Seamus Lynch

Personal information
- Full name: Seamus M. Lynch
- Born: August 10, 2002 (age 24) Dublin, Leinster, Ireland
- Batting: Right-handed
- Role: Batter

Domestic team information
- 2021: Munster Reds
- 2022–: Leinster Lightning

Career statistics
| Competition | List A | Twenty20 |
| Matches | 15 | 32 |
| Runs scored | 286 | 200 |
| Batting average | 28.60 | 12.50 |
| 100s/50s | 1/0 | 0/0 |
| Top score | 107 | 28* |
| Catches/stumpings | 13/1 | 8/1 |
- Source: Cricinfo, 1 August 2026

= Seamus Lynch (cricketer) =

Irish cricketer

Seamus M. Lynch (born 10 August 2002) is an Irish cricketer.
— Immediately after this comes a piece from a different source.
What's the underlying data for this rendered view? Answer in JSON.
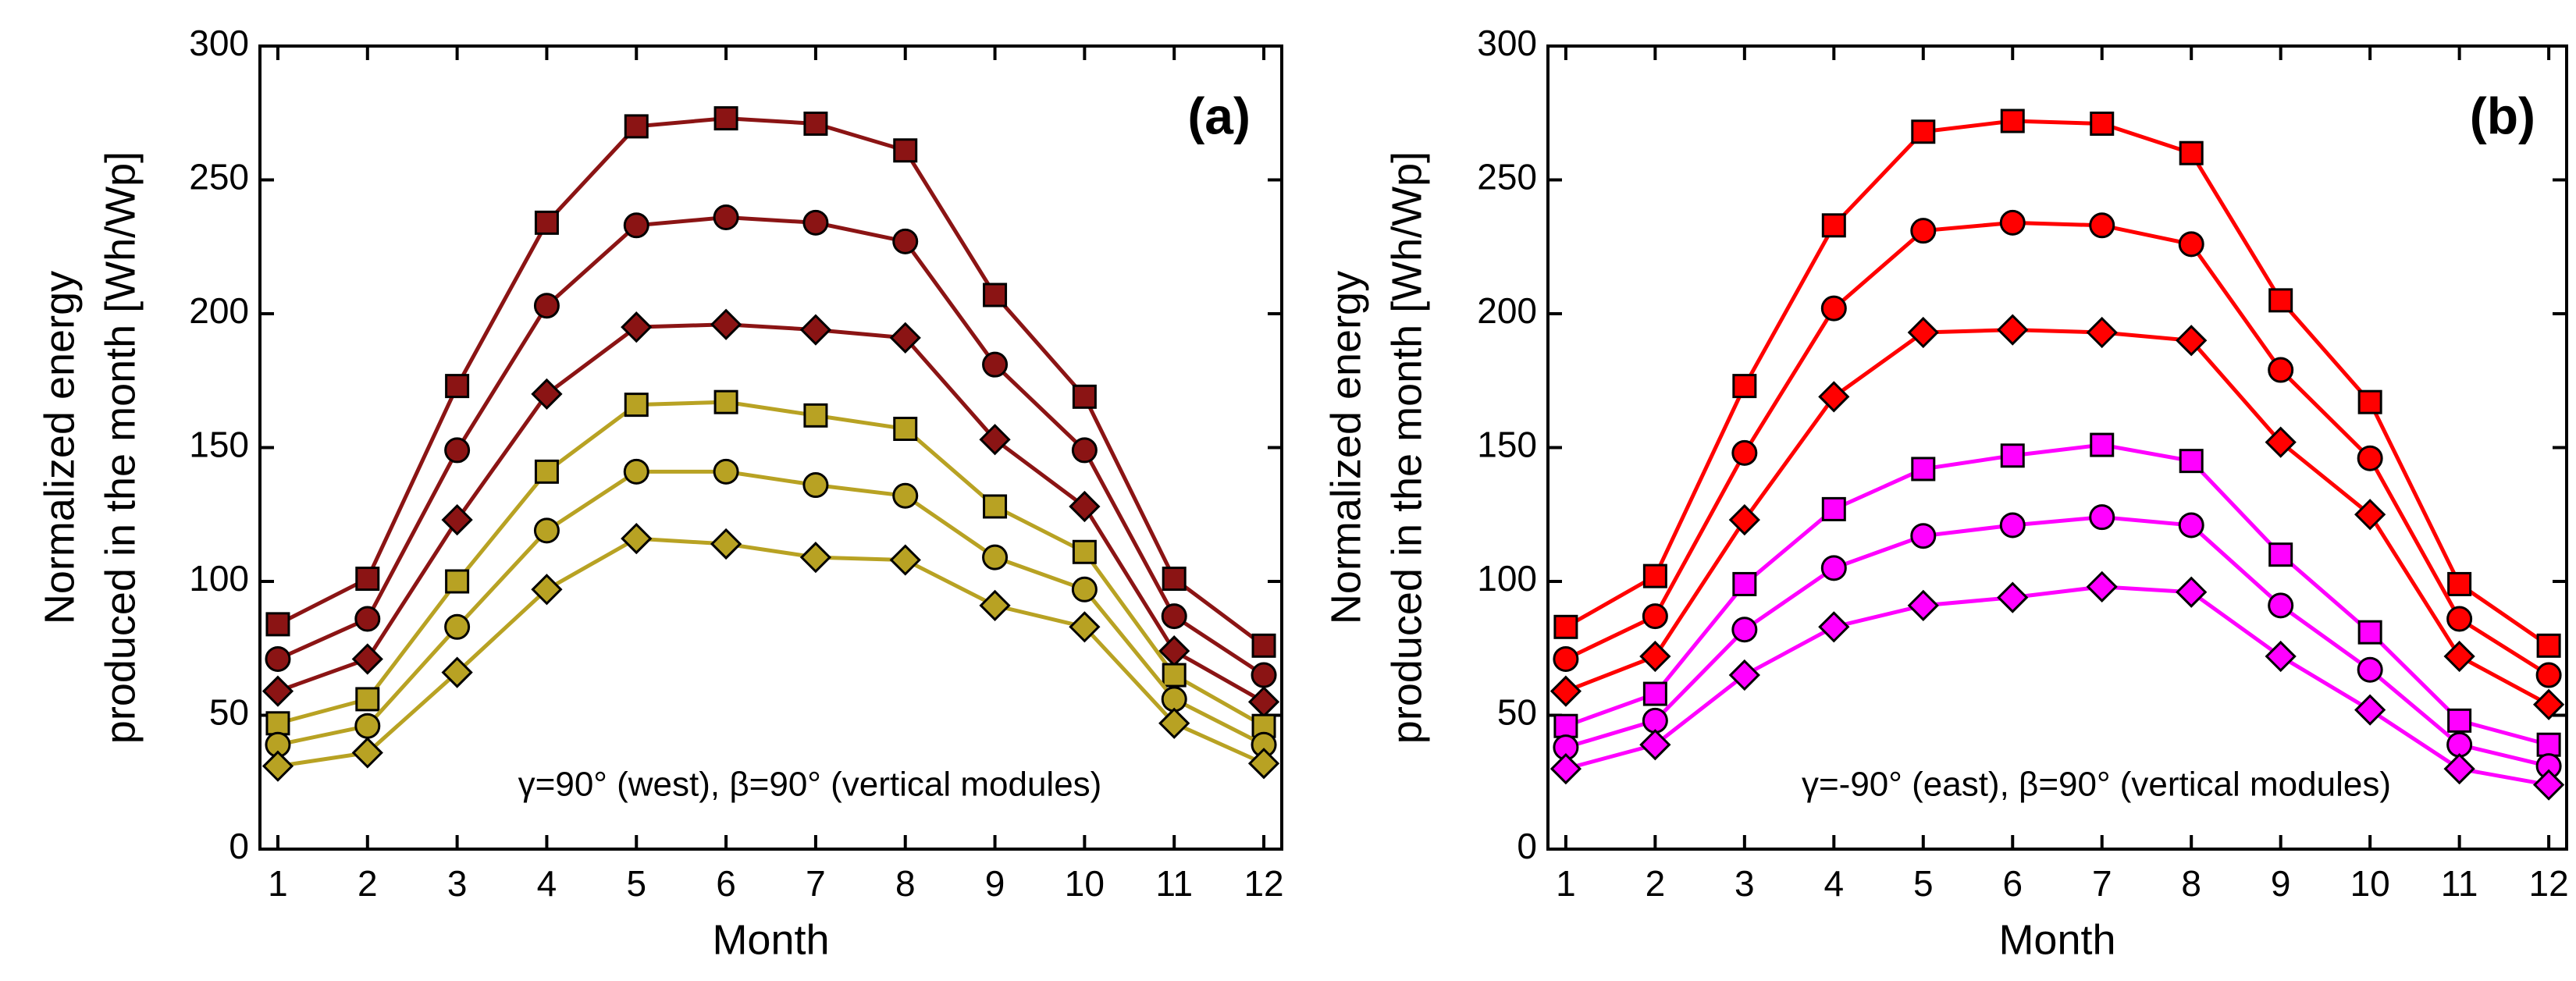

He has played for Munster Reds and Leinster Lightning in Irish inter-provincial cricket, as well as representing Ireland U-17s

== Domestic career ==
Born in Dublin, Lynch is a product of Terenure Cricket Club.

He was called up to the Ireland Under-17 team in 2018 and was added to the Cricket Ireland Academy.

In the restructuring of Irish domestic cricket prior to the 2021 season, Lynch was assigned to the Cork based Munster Reds squad. He made his debut for the Reds in a List A one-day match against North West Warriors at Eglinton, with his Twenty20 debut coming later in the season against Leinster Lightning at Dublin in the first Interprovincial T20 festival of the season.

He moved to Leinster Lightning for the 2022 season but played only a single T20 match.

In June 2023, Lynch was recalled to the Leinster Lightning squad as cover for a number of absentees. In a match against Northern Knights on 5 September, Lynch struck a maiden List A century as he smashed 107 off of just 63 balls.